Sprite Shootout Contest Thread

System: nvidia gtx 285, latest drivers, intel core 2 duo q9550 @2.85 ghz, java 1.6.0_22, 64-bit, client

slick(kappa): 19116 @ 60fps
slick(apple): 28300 @ 60fps
libgdx: 110000 @ 60fps

I still think this microbenchmark is flawed. We should do what Riven said, and also target a sprite count instead of an fps count. I also believe that a specialized renderer for the task at hand could outperform libgdx. But that wouldn’t be a generic solution useable in a game i’d say (and if it was i’d like to integrate it in libgdx :))

edit: stupid, stupid me :smiley: turns out i can’t beat SpriteBatch after all…

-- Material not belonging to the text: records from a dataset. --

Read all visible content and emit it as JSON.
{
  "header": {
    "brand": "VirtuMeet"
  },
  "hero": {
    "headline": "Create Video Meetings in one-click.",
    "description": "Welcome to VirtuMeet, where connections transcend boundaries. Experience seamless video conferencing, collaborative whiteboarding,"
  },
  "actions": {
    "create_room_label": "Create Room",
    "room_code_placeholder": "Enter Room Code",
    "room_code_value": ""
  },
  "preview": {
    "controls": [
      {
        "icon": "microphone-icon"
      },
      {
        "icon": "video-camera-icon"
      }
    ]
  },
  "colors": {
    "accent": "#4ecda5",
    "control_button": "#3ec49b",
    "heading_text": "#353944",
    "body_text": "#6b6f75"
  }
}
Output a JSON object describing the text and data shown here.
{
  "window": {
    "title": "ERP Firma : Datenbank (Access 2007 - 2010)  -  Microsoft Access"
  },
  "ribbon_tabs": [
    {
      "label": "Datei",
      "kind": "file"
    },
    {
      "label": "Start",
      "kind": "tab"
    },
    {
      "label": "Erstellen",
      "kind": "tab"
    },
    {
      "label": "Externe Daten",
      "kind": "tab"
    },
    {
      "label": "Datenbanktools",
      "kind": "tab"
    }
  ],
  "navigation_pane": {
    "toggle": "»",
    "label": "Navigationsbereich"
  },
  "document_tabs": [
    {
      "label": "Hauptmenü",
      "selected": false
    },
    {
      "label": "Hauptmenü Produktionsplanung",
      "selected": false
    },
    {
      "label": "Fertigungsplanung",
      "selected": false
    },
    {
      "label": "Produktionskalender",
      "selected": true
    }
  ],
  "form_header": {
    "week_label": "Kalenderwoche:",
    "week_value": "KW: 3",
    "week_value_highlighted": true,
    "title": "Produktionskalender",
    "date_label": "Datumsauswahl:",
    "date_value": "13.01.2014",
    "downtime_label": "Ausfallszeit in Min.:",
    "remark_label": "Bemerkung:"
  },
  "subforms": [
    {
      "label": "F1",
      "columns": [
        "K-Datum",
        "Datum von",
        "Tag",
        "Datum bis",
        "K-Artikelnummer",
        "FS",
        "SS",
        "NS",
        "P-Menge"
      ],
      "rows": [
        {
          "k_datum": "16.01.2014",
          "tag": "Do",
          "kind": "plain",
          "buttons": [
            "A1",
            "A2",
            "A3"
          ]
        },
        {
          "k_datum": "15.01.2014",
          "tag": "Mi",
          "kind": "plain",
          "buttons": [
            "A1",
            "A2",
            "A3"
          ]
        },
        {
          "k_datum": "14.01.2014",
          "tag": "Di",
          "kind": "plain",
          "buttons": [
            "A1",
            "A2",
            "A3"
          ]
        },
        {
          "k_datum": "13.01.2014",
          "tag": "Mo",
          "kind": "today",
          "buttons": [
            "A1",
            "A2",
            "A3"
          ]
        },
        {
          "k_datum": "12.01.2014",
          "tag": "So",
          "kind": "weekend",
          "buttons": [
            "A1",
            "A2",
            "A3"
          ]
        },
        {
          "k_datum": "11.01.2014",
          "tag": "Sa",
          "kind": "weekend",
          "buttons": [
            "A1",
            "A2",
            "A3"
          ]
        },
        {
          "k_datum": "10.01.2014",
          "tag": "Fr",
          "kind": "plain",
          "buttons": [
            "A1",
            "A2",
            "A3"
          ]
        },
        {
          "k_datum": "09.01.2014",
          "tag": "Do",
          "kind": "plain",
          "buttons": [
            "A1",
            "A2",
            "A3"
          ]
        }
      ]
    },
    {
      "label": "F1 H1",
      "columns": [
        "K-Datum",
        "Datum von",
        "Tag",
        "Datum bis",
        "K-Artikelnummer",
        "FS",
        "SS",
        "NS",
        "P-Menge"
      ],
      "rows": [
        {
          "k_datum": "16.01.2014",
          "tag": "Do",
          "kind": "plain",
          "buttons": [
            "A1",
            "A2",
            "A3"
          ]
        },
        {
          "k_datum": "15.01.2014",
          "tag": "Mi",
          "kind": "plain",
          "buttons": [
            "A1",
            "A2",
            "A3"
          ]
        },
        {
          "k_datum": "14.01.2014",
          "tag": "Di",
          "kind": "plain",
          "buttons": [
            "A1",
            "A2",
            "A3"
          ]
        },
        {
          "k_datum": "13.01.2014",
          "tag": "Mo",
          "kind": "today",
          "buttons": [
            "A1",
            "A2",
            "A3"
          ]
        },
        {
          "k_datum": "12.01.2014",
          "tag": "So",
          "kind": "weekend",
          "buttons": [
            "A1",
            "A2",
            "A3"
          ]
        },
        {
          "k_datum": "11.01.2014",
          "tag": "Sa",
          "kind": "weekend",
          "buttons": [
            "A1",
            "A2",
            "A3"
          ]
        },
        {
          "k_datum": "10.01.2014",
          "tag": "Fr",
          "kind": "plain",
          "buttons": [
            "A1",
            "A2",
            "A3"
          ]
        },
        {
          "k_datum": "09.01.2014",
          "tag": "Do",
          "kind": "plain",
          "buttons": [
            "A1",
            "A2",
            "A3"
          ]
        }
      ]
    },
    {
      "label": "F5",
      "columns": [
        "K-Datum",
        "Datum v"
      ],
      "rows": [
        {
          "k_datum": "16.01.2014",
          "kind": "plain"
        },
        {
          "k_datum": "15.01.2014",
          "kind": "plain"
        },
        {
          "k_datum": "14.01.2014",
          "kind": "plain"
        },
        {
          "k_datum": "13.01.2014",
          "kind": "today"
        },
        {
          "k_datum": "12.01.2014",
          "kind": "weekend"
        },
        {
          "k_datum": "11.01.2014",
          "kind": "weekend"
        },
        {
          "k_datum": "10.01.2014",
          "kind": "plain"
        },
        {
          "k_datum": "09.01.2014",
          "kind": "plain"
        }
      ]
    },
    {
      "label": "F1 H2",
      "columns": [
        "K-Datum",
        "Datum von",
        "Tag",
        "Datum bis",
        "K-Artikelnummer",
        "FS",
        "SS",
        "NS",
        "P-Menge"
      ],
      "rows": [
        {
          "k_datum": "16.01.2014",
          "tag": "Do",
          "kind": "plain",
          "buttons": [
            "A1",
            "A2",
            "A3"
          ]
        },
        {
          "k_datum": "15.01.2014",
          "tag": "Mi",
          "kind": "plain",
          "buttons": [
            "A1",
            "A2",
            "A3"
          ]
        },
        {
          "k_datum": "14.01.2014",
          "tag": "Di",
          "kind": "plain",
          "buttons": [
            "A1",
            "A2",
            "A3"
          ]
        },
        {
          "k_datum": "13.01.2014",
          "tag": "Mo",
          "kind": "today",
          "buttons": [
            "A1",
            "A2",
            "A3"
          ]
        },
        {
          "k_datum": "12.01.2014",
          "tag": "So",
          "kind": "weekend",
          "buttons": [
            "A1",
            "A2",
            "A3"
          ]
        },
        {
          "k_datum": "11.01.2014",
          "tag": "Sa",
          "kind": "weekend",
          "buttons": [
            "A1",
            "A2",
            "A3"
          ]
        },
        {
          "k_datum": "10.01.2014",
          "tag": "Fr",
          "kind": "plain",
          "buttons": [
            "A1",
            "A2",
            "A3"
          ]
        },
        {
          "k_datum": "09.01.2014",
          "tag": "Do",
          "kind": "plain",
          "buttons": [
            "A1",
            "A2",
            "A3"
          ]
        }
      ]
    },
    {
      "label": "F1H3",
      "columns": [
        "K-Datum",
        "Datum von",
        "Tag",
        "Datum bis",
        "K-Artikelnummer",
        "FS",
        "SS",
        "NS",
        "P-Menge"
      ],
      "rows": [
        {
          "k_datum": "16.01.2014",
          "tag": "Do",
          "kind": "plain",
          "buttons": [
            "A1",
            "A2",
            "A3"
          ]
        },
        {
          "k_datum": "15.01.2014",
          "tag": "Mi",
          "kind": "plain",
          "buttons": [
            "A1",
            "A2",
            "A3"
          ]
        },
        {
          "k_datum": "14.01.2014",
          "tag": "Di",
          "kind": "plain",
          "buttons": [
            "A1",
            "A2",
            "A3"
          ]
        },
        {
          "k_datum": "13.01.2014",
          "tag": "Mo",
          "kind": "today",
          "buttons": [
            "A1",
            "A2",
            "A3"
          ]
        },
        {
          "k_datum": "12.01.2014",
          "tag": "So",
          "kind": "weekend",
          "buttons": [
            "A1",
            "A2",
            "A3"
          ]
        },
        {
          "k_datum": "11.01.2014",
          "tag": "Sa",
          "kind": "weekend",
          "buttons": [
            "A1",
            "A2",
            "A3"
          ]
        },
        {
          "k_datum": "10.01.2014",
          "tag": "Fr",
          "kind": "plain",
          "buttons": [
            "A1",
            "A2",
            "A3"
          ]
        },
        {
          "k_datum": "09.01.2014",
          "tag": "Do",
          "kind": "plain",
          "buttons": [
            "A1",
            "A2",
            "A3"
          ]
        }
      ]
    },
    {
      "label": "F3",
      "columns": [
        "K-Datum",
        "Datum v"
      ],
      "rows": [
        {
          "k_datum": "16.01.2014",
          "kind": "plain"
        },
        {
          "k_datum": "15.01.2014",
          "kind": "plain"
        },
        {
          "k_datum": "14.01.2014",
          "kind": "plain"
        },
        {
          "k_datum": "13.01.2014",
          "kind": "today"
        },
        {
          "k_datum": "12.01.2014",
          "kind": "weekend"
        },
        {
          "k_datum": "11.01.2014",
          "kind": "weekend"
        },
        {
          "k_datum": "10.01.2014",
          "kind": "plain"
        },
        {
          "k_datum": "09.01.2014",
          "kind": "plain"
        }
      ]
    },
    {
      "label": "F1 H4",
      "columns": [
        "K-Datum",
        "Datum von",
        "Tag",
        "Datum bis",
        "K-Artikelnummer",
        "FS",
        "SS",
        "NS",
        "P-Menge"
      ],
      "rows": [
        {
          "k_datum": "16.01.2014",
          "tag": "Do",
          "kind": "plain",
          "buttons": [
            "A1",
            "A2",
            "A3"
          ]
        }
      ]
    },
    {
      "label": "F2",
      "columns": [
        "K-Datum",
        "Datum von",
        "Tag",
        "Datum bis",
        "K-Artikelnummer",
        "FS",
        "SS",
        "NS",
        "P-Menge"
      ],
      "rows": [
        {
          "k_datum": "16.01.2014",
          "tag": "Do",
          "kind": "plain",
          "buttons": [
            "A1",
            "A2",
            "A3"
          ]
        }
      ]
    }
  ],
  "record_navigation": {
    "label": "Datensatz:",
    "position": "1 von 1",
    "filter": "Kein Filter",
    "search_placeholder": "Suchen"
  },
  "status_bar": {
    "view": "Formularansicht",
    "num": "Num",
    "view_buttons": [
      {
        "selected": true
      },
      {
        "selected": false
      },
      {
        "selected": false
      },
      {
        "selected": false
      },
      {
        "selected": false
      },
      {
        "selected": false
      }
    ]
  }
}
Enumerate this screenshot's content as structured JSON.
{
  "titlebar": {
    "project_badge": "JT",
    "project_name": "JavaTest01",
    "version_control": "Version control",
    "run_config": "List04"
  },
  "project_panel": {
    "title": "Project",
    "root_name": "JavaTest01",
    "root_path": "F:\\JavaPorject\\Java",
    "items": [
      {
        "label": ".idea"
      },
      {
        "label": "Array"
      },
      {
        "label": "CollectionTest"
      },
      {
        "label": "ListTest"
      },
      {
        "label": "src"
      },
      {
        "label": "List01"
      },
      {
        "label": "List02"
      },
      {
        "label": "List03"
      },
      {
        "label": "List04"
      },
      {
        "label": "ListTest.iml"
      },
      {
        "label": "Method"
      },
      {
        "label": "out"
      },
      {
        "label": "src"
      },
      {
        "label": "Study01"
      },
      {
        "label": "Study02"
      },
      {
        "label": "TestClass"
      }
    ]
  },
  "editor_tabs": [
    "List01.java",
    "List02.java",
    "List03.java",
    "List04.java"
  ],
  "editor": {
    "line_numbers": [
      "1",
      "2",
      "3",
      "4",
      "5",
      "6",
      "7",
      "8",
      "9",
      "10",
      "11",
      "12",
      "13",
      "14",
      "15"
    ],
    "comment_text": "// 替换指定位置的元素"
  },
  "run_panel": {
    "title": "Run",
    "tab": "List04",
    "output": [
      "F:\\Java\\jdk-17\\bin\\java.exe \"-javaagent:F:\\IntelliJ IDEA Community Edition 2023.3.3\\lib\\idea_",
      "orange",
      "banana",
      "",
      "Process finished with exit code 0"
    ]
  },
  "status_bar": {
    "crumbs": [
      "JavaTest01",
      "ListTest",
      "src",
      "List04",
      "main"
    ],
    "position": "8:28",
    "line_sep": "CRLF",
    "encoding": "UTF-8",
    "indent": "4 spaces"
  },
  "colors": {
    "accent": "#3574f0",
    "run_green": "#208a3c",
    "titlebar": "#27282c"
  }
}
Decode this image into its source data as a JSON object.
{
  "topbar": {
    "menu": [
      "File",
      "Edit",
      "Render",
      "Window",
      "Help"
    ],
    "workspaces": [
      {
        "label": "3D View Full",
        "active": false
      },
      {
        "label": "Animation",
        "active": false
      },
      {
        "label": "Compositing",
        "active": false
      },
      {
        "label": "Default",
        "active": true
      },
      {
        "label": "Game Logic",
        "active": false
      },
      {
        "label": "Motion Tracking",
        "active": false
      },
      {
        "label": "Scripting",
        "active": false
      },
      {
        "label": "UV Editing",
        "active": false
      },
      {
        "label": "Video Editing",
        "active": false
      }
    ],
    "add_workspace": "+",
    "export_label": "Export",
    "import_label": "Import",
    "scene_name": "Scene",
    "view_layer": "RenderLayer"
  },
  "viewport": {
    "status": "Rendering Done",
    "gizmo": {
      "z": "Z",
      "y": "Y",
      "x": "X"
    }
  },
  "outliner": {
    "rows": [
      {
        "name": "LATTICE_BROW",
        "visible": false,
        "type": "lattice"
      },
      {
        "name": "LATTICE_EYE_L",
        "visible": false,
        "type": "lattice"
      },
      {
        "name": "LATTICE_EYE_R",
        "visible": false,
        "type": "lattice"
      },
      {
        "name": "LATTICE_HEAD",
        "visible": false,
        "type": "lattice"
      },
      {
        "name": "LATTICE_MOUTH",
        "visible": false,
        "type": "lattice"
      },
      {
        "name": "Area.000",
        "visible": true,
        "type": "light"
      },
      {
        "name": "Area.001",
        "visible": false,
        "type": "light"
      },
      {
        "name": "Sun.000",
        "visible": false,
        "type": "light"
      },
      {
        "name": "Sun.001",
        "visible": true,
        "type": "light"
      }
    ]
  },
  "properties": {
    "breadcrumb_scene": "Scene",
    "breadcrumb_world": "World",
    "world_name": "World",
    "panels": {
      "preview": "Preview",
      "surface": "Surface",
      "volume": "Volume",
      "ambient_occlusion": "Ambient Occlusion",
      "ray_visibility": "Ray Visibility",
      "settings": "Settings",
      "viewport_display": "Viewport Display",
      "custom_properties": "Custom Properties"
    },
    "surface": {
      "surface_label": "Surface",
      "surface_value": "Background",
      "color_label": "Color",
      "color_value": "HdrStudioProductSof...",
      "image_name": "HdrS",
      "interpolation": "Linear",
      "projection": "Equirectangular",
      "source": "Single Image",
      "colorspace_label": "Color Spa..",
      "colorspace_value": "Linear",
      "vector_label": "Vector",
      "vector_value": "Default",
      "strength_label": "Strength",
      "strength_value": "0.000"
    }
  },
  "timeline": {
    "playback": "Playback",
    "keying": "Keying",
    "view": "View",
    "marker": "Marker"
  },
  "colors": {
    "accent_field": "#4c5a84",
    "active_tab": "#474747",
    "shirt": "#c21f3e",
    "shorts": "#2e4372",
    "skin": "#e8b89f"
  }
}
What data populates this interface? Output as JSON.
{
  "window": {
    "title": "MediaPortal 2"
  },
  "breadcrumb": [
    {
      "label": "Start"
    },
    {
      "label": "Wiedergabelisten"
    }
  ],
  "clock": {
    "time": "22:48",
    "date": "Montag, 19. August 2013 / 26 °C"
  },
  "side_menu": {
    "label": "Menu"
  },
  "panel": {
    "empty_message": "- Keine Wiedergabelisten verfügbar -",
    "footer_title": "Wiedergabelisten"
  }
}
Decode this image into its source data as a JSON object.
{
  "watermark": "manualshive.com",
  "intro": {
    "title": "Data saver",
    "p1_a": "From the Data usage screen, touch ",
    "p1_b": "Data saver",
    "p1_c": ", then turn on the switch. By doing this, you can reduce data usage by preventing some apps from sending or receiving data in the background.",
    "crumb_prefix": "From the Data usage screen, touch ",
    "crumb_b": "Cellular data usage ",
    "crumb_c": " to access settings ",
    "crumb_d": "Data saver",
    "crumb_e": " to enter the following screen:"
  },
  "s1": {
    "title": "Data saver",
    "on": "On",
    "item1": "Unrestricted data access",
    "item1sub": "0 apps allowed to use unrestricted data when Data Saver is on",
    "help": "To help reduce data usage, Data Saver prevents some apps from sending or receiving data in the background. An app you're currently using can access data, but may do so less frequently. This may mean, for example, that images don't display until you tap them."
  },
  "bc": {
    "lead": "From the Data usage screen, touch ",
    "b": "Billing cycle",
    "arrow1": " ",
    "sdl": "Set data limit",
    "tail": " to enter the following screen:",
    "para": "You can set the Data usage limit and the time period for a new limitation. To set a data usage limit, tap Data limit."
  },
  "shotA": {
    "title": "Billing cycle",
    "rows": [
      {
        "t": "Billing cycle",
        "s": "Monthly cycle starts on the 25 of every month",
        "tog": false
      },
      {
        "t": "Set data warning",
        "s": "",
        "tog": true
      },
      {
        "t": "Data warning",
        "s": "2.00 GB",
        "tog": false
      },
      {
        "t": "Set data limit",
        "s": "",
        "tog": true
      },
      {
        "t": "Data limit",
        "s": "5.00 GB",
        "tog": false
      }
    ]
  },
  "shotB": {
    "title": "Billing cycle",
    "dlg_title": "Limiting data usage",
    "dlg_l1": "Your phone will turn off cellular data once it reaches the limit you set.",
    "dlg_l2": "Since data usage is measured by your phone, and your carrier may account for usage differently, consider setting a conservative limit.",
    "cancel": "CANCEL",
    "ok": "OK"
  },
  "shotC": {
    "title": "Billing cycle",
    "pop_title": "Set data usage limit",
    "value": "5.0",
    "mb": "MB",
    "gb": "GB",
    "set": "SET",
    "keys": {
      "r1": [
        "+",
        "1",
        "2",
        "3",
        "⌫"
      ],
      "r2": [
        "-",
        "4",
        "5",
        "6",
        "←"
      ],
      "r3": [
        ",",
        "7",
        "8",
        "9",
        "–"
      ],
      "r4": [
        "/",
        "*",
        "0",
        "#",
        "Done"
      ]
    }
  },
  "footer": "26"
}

My GTX275 looks the same as badlogic’s 285:

http://screensnapr.com/e/EybrGg.png

Now we wait for Cas. Bring it! :smiley:

Thanks, yep that’s a feather in the cap for lwjgl and java.

One thing about that applet which is a bit weird tho is that the sprites don’t appear to move smoothly. I’m testing on a computer at uni which I don’t have admin access to so I can’t provide the system specs sorry. I’ll test at home and see what it’s like.

Intel i7 1.7GHz (Quad), Nvidia GT 435M, 6 gigs ram.

libgdx - 17800 balls at 60fps
Artemis - 16400 balls at 60fps
Slick2D - 12700 balls at 60fps

On work computer:

Artemis: 6900 @ 60fps
Kappa: 6900 @ 60fps
libgdx: 6900 @ 60fps

Same performance in all!
Got NVidia Quadro FX570, Duo Core CPU.

Everyone wins :slight_smile:

Obviously these demos are fillrate limited: the code of the sprite engine has barely any impact on the framerate.

It depends on the GPU. The mobile Nvidia crap has some very strange performance characteristics. Apple and Kappa also posted some of the results on IRC. GPUs were 8800 GT and 9600 GT, showing as big a gap as the tests by Nate and myself.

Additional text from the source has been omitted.